Dans l’accompagnement des demandeurs d’emploi – qu’ils soient de longue durée, jeunes ou seniors – chacun doit bénéficier d’une attention maximum. Or, l’augmentation du chômage et la multiplication des contrats précaires amènent un surcroît de travail incontestable pour les conseillers de Pôle Emploi. Dans ces conditions, il nous semble logique, afin d’assurer un suivi optimum de toutes ces personnes, d’augmenter les moyens humains de cet organisme. La CFTC propose que les entreprises qui recourent abusivement aux contrats précaires contribuent plus que les autres.
Aujourd’hui, certains demandeurs d’emploi ont intérêt à ne pas donner suite à une offre d’emploi pour ne pas hypothéquer des droits ouverts. Pour y mettre fin, la CFTC rappelle son idée de mettre en place des droits rechargeables.
Les accords de compétitivité, emploi contre salaire, ne nous paraissant pas de nature à restaurer la confiance entre les salariés et leur entreprise, la CFTC ne peut pas y adhérer. Nous avons toujours en mémoire l’exemple de Continental Clairoix…
A plus long terme et de façon plus structurelle, la CFTC estime judicieux que les entreprises puissent provisionner le risque social comme elles en ont l’obligation pour d’autres risques. Ce système permettrait de dégager des fonds afin de continuer à maintenir les salaires lors de périodes de faible activité.
Concernant le financement de la protection sociale, la CFTC insiste sur l’importance des débats qui auront lieu au sein du haut conseil qui lui est dédié et des décisions qui y seront proposées.

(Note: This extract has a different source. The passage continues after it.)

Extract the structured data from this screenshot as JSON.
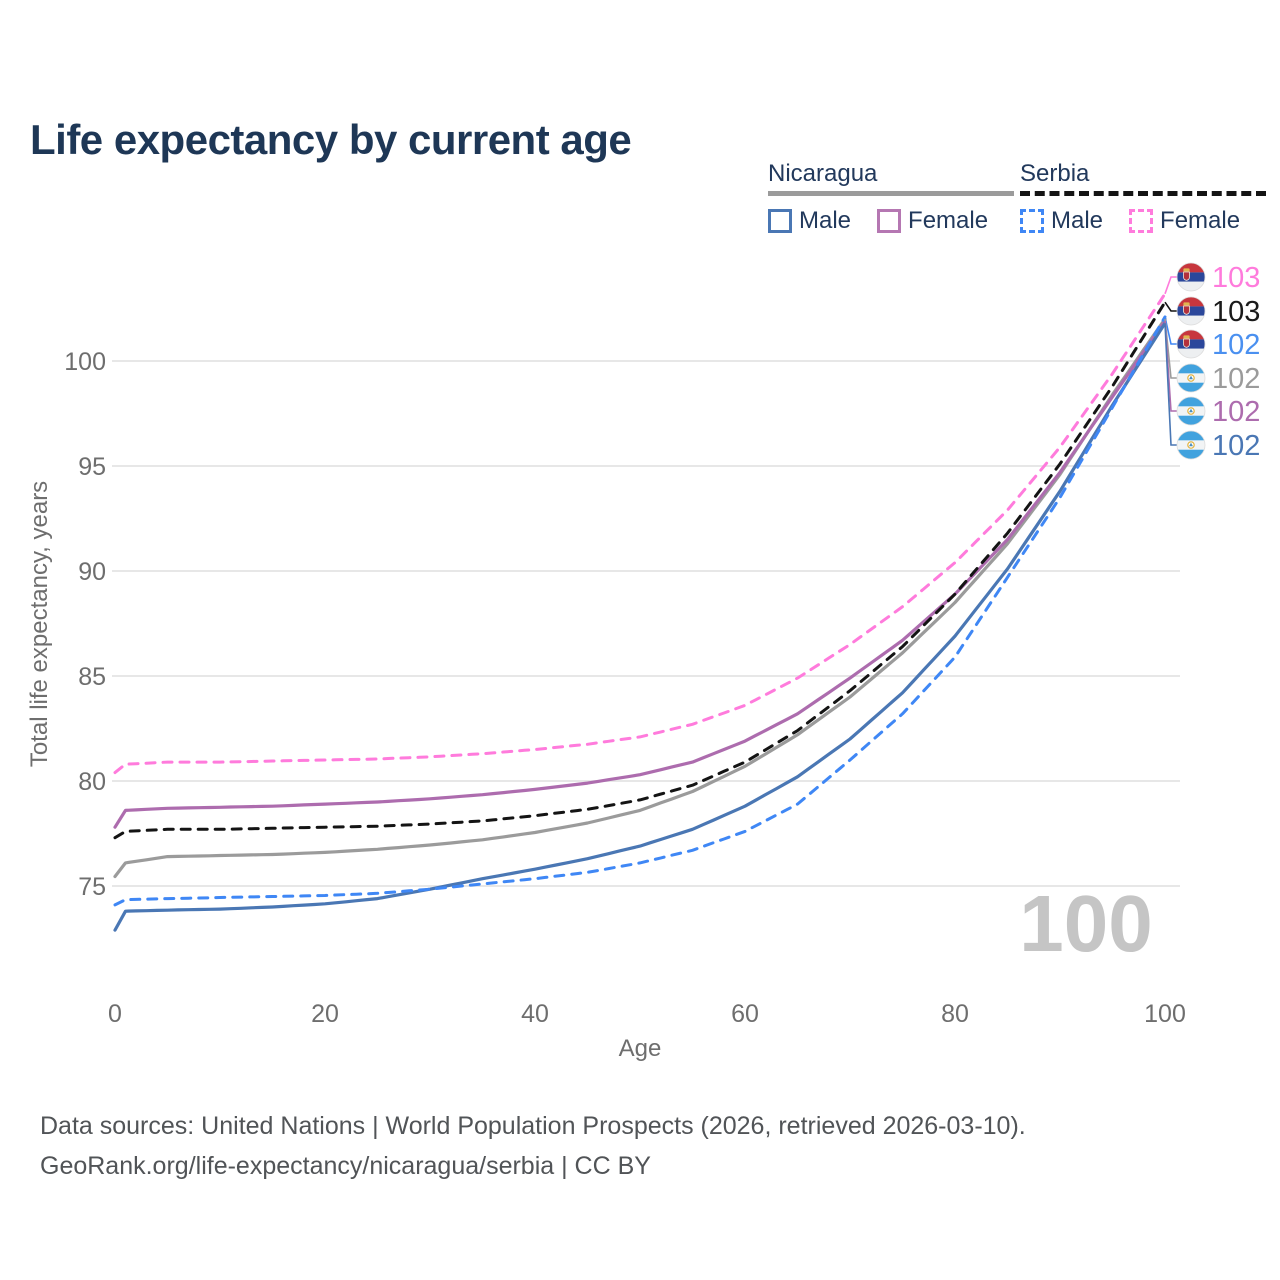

Pour notre part, nous entendons privilégier les solutions garantissant la stabilité et la pérennité du système plutôt que celles, aléatoires, qui reposent sur des taxes dont les cibles ou les assiettes demeurent incertaines et potentiellement changeantes.
Vous comprendrez dans ces conditions que la TVA sociale ne fasse pas partie de nos pistes favorites. La hausse des prix que provoquera cette augmentation pèsera inévitablement sur le pouvoir d’achat. Un dispositif qui conduirait à une hausse du pouvoir d’achat – par une baisse de la part salariale des cotisations sociales compensée par une hausse de la CSG – des salariés pourrait retenir notre attention.
La CFTC est attachée à l’amélioration de la compétitivité des entreprises françaises, à condition qu’elle ne soit pas uniquement fondée sur le coût du travail. Elle repose aussi sur la capacité des entreprises à innover et à se développer. Cela passe avant tout par l’investissement dans l’homme à travers des emplois de qualité, des conditions de travail décentes, des salaires dignes, une formation professionnelle continue et un dialogue social responsable.
La compétitivité passe aussi par l’investissement dans la recherche-développement. Pour la CFTC, les moyens qui y sont consacrés ne doivent pas peser sur la part qui revient au travail, mais provenir de la fiscalité. C’est pourquoi la CFTC réclame la convocation d’états généraux de la fiscalité qui auraient notamment pour objectif de trouver des marges de manœuvre nécessaires au développement de l’investissement des entreprises. Parmi les mesures que la CFTC souhaite mettre en avant figure la taxation des plus - values réalisées en fonction de la durée de détention des titres. Cela limiterait la spéculation et donnerait aux entreprises des gages de stabilité.
La lutte contre le chômage, l’amélioration de la compétitivité de notre économie et la restauration de la confiance passent également par la définition à l’échelon européen d’une véritable politique économique volontariste et le renforcement de notre tissu industriel (notamment des PME et des TPE).